Son travail de fin d'études sur les biocapteurs lui ouvre la voie de la maîtrise, qu'elle entreprendra au Département de chimie de l'Université de Montréal sous la direction de Julian Zhu. Ce chercheur, qui travaille sur les polymères thermosensibles, lui permettra de mettre au point un matériau prometteur. «Quand on observe le corps, il y a au moins six étapes entre la stimulation électrique et le mouvement musculaire, signale la chercheuse. Nous ne parviendrons pas à égaler la nature dans son raffinement et sa précision. Mais mon but est tout de même de trouver un moyen de concevoir un muscle capable de se relier adéquatement au corps et de jouer son rôle de prothèse.»

Chroniqueuse scientifique

Récemment, Mme Rajagopalan a obtenu un prix de la Société internationale de biomécanique. En juillet dernier, elle recevait des spécialistes mondiaux de sa discipline à un symposium sur la biomimétique, la biomécanique et la bionique à l'occasion d'un congrès scientifique du Réseau canadien de la conception en ingénierie.

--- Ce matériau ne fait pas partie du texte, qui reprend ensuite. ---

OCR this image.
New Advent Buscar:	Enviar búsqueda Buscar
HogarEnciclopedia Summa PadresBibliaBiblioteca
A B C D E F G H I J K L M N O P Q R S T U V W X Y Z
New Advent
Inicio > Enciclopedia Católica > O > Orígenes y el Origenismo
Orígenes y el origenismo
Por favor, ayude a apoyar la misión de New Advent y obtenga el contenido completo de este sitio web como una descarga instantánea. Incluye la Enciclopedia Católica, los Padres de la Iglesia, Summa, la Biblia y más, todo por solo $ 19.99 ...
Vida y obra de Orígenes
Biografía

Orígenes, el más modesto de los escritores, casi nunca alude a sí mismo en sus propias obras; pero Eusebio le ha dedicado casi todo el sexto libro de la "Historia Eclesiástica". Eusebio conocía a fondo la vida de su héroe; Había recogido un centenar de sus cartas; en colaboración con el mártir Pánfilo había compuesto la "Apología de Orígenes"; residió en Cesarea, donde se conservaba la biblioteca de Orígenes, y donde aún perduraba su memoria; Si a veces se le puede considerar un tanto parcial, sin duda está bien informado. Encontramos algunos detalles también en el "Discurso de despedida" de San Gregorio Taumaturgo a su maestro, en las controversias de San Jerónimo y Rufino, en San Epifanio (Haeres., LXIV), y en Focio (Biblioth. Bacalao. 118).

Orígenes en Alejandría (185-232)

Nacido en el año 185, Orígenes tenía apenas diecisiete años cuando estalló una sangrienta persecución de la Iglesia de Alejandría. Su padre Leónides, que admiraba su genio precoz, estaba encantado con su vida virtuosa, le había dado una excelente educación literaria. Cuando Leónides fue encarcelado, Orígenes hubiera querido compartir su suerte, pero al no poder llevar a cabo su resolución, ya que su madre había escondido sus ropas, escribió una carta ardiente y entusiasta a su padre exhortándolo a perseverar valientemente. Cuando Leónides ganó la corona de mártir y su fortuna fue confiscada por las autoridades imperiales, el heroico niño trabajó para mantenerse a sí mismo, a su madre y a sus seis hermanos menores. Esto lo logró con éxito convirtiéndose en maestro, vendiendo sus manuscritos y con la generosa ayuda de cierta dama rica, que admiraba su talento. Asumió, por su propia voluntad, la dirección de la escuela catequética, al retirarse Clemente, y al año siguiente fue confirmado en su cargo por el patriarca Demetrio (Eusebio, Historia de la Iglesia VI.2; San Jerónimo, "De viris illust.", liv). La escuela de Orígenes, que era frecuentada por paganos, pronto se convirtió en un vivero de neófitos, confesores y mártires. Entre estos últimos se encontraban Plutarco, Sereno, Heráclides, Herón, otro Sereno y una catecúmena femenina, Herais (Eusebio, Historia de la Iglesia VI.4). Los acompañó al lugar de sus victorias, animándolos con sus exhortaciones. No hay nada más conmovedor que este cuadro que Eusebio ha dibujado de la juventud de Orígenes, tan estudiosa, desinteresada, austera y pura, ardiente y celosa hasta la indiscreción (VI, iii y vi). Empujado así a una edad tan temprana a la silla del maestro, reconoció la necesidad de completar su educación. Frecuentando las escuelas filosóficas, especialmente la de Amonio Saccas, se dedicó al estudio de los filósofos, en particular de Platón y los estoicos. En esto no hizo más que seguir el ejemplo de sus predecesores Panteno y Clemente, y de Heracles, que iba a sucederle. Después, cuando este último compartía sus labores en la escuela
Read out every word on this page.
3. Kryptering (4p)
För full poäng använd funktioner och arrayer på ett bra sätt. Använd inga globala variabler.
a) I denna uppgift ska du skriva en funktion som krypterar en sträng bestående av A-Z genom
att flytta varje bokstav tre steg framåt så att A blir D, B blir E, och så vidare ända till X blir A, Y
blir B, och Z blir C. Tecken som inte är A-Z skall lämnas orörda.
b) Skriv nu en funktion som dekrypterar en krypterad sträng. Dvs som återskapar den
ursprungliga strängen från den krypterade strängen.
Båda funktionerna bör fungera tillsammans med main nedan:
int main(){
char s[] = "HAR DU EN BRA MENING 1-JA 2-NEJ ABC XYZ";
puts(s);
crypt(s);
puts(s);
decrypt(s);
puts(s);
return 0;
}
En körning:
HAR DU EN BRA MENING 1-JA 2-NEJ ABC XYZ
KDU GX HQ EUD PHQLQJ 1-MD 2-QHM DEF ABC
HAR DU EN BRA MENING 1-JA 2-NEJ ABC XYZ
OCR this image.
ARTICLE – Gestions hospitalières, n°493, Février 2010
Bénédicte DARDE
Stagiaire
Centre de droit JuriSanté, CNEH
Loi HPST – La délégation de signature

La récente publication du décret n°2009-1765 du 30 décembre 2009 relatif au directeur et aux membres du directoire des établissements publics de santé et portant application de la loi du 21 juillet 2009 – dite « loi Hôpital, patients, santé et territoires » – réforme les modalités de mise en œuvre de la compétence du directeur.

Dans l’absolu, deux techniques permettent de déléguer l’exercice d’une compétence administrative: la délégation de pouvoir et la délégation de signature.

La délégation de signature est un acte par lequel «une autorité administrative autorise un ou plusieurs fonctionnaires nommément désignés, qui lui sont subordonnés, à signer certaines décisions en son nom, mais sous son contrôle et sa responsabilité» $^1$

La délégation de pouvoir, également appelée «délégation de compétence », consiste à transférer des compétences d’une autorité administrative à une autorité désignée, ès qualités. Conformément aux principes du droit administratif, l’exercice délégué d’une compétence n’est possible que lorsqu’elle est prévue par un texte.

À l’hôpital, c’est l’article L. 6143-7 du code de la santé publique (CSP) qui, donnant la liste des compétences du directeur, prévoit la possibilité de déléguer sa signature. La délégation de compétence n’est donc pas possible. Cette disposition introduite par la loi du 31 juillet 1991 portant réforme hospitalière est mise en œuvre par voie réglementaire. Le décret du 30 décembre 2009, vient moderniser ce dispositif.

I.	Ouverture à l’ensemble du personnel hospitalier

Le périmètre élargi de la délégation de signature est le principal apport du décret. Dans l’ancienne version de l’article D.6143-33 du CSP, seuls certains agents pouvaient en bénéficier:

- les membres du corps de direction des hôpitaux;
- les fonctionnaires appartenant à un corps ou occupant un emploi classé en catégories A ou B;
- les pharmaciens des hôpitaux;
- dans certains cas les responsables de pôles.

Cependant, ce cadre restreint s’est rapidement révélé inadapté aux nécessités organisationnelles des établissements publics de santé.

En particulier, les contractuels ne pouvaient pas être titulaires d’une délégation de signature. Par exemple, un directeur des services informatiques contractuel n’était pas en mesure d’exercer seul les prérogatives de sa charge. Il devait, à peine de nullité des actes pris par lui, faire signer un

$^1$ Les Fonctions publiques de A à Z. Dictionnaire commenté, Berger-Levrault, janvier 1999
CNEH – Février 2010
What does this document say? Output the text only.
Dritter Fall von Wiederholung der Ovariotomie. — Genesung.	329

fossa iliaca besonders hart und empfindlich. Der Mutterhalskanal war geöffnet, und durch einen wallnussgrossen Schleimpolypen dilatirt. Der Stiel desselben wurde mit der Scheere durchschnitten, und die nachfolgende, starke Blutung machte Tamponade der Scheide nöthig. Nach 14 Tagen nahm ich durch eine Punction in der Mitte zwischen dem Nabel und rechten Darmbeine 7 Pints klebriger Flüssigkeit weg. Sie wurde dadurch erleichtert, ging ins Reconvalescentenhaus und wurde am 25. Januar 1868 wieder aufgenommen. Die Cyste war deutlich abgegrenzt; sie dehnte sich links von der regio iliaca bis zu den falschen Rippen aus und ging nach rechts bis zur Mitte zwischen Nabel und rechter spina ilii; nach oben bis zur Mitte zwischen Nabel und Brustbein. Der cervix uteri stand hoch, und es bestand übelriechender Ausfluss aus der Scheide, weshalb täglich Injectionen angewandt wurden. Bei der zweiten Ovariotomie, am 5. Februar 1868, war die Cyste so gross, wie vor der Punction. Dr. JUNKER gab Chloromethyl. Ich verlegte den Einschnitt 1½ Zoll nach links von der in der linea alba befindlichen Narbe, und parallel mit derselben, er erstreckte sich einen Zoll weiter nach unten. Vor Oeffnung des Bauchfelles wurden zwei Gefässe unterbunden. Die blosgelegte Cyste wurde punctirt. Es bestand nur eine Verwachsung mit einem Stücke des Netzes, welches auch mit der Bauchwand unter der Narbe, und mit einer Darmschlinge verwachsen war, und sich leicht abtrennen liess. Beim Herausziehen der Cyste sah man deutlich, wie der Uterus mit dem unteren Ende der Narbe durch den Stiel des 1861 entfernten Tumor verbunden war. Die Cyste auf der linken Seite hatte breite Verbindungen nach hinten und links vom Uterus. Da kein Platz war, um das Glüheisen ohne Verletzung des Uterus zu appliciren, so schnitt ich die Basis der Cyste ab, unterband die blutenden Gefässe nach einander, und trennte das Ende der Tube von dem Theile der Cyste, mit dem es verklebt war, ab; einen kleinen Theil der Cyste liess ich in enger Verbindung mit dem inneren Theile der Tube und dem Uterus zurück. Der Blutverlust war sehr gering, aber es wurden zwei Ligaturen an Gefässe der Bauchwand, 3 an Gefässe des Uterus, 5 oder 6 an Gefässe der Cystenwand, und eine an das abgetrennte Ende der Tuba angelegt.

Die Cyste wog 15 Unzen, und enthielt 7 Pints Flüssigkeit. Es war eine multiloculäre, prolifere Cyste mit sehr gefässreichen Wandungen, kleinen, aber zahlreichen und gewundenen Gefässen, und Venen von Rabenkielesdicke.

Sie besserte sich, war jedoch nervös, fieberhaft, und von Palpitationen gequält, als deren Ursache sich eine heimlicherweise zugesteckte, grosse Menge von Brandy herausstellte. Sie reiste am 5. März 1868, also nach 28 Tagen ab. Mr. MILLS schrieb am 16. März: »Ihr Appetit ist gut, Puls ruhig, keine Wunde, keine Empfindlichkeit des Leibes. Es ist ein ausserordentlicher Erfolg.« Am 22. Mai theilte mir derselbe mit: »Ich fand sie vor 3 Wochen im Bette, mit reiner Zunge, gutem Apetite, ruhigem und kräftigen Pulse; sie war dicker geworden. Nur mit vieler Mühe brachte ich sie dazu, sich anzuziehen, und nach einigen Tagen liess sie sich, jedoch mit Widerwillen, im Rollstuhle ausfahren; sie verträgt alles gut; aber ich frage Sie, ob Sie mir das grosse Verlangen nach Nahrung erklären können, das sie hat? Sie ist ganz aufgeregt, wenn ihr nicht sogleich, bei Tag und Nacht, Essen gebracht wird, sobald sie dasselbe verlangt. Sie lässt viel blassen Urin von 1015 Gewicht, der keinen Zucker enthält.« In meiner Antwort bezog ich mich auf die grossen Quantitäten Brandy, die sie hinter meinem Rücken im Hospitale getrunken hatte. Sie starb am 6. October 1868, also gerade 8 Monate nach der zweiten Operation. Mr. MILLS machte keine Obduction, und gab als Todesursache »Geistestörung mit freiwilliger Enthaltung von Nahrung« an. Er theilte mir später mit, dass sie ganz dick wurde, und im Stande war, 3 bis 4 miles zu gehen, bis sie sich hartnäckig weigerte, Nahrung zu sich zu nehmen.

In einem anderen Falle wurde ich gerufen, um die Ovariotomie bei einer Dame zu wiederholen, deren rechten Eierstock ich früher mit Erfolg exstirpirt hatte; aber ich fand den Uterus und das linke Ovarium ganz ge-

Dans sa religion, l'hindouisme, il existe un mot pour décrire la «mission noble» d'un être humain: dharma. «Mon dharma, c'est de tenter d'établir un lien entre le monde vivant et le non-vivant», résume-t-elle.
Mais cette polyglotte (elle parle ou comprend cinq langues) affiche également un grand intérêt pour la diffusion des connaissances à titre de communicatrice scientifique.

En effet, au cours des dernières années, Sumitra Rajagopalan a collaboré à plusieurs publications comme chroniqueuse scientifique. Elle a par exemple publié des textes sur la recherche scientifique dans The Washington Post, The Globe and Mail, The Gazette et The Toronto Star. Elle est également chroniqueuse scientifique pour CBC Online (voir www.cbc.ca/news/viewpoint/vp_rajagopalan/).

Après avoir vécu dans plusieurs villes, elle estime être une authentique Montréalaise. «Je me sens vraiment chez moi ici», dit-elle. Mais elle considère que tous les étudiants d'origine étrangère n'ont pas sa chance. Aussi, elle a été nommée représentante étudiante au Bureau d'intervention en matière de harcèlement, qui a pour mandat général d'assurer le respect de la Politique contre le harcèlement à l'Université.